Lambert has been in IT for over 20 years, although she sort of backed into it. Her career started designing control systems in the petrochemical industry, moving to a computer in 1980. An opportunity to work in programming and system analysis for the company’s CAD systems which started her on path to learning more about computer science.
When she moved to Sun she found security was always a critical part of the products it made.
Over her 18 years there she rose to become CIO for a number of product divisions, then periodically chief IT architect (which also managed the new IT security team). But “after years of doing CRM, ERP systems and all those different things I surely couldn’t do another one, so I decided to focus all my attention energy into security and privacy.” Eventually she became its CISO for four years, then held that title at Juniper for three years. Two years ago she joined Gurucul.

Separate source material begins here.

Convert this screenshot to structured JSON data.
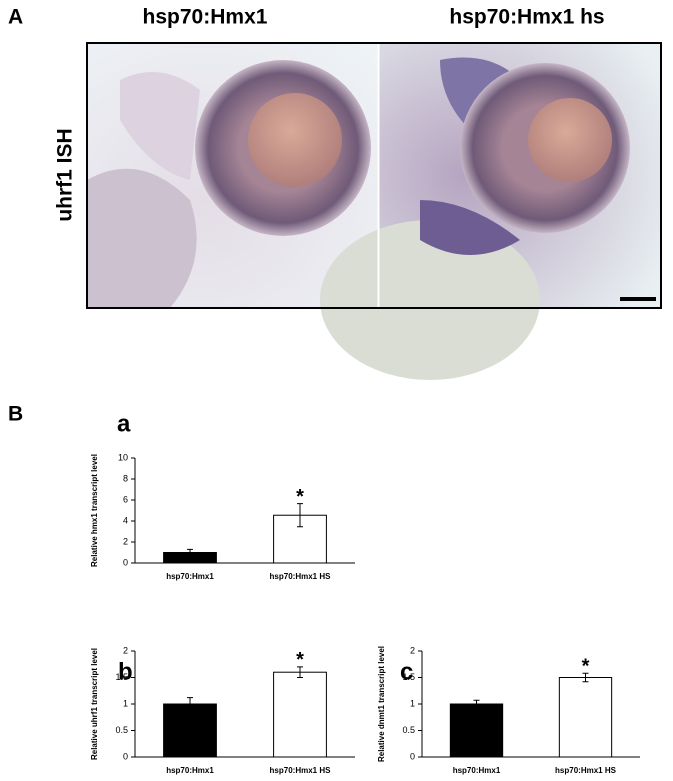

Gurucul is one of a number of IT security companies including Ottawa’s Interset, McAfee and Fortscale Security, using big data for behaviour analytics to ferret out possible insider threats — whether it’s a disgruntled employee or an attacker who has been able to compromise.
Industry analyst Jon Oltsik of the Enterprise Strategy Group noted in an email that many security technologies include behaviour analytics in their solutions, including Courion Corp. in its identity and access management products, Lancope Inc.‘s network session behavio solution and CyberArk’s privileged accounts solution.
Often organizations have no shortage of traffic data from monitoring applications to security event managers, but may not be able to tie it to specific identities (people or IP addresses). These solutions can tap into that data help create risk-based profiles of employees.
Lambert notes — perhaps ironically — that the U.S. National Security Agency apparently had no way of keeping track of the behaviour of security consultant Edward Snowden, who used his privledged access to NSA systems to get access to the identities of others and eventually make off with a lot of controversial information. “We need to move beyond just getting streams of data and move to wards analyzing multiple pieces of input,” she concludes.
Another piece of irony: Thanks to Snowden, she says, people now understand what CISOs/CSOs do for a living (protect the enterprise).
Finally, she has some advice for her CSO colleagues: Learn to stop talking jargon to other members of the organization. “A lot of people make the mistake of saying ‘We have this many types of intrusions, this many times of this,’ and you have board members looking at you like ‘So, is that good news or bad news?’
“So I think failing to understand the language of the business and being able to characterize what’s really happening, the language of risk, business language,” is one of the biggest mistakes CSOs make. Getting an MBA was one of the ways Lambert helped learn the other side.